I’ve talked about failure modes before, but there was an incident last weekend that reminded me of them again. United 328, from leaving Denver for Honolulu, had a failure. A pretty catastrophic one. Most likely they lost a fan blade, which took out the rest of the engine. But as scary as it was for the folks on the plane and on the ground under it, no-one got hurt. That’s because a group of engineers thought about the safety case and the possible failure modes and planned for it.
And that meant that the aircraft had systems built in to minimize the impact and risk of rapid, unplanned, disassembly. Things like a containment system for the flying fan blades, automated fuel cutoff and fire extinguishers, and sufficient thrust from the other engine to keep making forward progress. Not just mechanical systems, but also operational systems like cockpit resource management systems, ATC procedures, and cabin crew plans.

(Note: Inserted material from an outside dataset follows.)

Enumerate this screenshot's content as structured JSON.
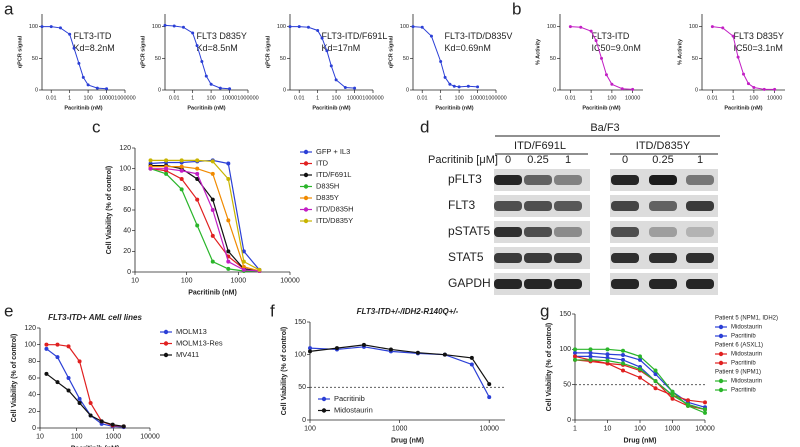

All of which worked together to get the plane safely back on the ground.
What makes this even more impressive is that all of those mechanical safety systems are heavy, and one thing you try to eliminate on planes is weight. Because every pound of an aircraft’s total weight is a pound of revenue generating stuff you can’t carry. That’s why the seats are so uncomfortable. And all those processes and training costs time and money, but they do them anyway. Because it’s just that important.
The same thing applies to software in general, not just robot software. What are the potential failure modes? What can you do to make sure you don’t make things worse? What do you need to do to ensure the best possible outcome when something goes wrong?
We can’t ensure 100% safety, but we need to do everything we can to minimize risk before something goes wrong and then do everything we can to get to the best result possible if it does.